Fast, professional and FCC compliant.
HERE’S HOW WE HELP YOU REACH YOUR AUDIENCE ACROSS THE GLOBE
Metro Captions provides services to broadcast networks, businesses and individuals – from pre or post production to completion. We have a team of highly qualified and skilled captionists who take great pride in their work. So what are you waiting for? Allow Metro Captions to assist you to get heard. Read about the types of captioning services we offer.
What is the FCC Saying? Effective as of March 16th 2015 …

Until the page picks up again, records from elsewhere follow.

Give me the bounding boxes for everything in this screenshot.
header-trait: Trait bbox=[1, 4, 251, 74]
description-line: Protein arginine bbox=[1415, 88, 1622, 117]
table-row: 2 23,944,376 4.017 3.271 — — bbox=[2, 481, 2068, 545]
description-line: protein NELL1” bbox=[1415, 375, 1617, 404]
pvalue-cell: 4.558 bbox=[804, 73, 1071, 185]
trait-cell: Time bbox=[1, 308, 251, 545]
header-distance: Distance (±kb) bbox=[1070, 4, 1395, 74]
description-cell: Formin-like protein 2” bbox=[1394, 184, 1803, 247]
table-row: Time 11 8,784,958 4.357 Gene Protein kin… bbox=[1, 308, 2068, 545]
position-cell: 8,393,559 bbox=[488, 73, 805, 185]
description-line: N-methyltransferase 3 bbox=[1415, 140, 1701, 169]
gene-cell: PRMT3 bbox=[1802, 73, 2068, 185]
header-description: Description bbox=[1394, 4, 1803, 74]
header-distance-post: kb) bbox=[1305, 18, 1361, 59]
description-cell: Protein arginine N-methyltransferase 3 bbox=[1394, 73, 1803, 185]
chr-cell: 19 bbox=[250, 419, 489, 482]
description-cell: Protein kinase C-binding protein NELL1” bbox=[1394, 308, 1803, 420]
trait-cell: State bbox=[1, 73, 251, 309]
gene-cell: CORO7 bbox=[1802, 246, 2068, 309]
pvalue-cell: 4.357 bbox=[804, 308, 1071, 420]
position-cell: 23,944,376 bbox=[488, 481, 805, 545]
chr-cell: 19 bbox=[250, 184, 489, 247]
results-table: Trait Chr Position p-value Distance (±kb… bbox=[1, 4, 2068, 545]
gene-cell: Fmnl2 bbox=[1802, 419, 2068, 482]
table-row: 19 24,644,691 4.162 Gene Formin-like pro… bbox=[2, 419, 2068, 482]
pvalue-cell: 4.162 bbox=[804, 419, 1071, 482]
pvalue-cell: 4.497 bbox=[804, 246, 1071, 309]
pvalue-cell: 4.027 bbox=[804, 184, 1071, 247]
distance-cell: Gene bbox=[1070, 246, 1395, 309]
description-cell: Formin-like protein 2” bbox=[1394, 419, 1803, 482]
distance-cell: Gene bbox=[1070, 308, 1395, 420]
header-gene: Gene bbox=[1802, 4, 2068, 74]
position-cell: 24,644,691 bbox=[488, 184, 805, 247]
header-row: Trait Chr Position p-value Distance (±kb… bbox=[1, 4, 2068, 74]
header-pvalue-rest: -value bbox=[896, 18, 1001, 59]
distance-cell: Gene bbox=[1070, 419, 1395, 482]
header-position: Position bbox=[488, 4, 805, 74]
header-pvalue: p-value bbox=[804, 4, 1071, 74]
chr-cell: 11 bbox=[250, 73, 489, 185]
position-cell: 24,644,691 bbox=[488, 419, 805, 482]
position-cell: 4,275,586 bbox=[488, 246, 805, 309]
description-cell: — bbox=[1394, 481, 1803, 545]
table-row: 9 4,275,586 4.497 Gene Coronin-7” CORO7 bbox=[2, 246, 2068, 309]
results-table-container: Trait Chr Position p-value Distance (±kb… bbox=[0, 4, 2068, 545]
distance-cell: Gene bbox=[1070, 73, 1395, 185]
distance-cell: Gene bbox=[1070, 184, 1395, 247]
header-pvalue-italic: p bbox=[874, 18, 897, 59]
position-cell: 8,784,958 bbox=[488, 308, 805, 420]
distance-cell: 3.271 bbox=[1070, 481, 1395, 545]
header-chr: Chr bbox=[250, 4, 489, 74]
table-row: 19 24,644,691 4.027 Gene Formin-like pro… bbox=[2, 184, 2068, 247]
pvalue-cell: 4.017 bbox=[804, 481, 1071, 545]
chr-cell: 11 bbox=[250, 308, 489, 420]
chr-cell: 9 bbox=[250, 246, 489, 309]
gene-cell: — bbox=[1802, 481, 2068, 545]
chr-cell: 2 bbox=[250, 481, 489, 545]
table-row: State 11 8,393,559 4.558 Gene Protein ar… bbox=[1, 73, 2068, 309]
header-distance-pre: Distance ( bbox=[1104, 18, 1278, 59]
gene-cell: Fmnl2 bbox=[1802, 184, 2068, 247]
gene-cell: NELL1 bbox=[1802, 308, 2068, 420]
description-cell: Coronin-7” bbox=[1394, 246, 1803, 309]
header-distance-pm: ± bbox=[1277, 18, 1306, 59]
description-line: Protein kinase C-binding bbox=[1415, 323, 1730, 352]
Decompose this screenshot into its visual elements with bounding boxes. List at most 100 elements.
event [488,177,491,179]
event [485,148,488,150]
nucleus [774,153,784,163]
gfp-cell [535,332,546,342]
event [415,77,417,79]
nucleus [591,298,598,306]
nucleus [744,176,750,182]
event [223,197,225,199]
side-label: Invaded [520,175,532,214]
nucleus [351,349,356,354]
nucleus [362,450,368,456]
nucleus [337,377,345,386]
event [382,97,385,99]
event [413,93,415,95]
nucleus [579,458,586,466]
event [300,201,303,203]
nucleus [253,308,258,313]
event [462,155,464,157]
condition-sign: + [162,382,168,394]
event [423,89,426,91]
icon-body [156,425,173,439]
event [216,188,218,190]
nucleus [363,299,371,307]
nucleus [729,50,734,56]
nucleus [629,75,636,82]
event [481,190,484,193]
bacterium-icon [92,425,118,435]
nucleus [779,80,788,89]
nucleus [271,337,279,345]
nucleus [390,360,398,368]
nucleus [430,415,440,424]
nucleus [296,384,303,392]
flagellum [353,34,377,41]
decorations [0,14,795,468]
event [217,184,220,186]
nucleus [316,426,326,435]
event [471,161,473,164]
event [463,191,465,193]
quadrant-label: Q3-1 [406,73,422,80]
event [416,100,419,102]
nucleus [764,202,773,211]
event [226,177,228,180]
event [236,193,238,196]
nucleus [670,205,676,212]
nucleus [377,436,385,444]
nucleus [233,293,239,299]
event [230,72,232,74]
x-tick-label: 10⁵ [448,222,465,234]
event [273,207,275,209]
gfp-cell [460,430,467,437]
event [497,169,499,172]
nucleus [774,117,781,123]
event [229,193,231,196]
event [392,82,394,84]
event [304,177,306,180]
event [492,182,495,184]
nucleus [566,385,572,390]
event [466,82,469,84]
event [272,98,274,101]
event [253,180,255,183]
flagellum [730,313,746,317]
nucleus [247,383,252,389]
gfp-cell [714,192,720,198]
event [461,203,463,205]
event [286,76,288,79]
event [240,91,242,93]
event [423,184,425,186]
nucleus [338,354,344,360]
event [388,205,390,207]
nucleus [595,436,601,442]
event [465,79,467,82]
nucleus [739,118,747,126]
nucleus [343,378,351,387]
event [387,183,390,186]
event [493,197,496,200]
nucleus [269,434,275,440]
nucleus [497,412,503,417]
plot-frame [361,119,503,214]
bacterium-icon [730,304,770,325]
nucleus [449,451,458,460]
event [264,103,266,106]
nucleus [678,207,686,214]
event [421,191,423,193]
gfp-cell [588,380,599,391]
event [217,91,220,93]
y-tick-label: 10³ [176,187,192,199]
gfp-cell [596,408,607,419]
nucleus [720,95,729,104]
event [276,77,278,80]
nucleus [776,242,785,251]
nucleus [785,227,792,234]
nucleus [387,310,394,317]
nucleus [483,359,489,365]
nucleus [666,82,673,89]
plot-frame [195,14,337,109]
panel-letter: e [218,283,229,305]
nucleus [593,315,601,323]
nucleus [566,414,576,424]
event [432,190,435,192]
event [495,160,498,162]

Any type of captioning service must include every word that is audible. On top of that, captions must contain proper and exact punctuation in an effort to represent the same message and words being spoken. In addition to the spoken word, captions must also describe other sound effects, noises, and off-screen speakers, so that the experience is the same for all viewers.
From Start to End:
In conjunction with the timeliness of captions, captions must also run from the beginning of a program, and continue on to the absolute end (when possible). This includes factoring in commercial breaks, which can become a true challenge for live (realtime) captioning. This is why the FCC suggests a mutual agreement between programmers and captioners, in an effort to reduce undesired lag time.
Timing is Everything:
Accuracy, of course, is important to captioning. However, so is the timing of the captioning. The FCC states that captions must fall in line with the words and sounds heard on the screen – as close as possible – while also being displayed at a speed that allows viewers to read with ease.
Location. Location. Location.
The FCC is very clear on the importance of placement in terms of captions. Captions should not, at any cost, block important content shown on the screen. Captions also should not overlap one another, and cannot get cut off from the screen. Understanding that important elements of a program can vary from faces to text and beyond, the FCC allows captions to be placed in different areas of the screen, as needed.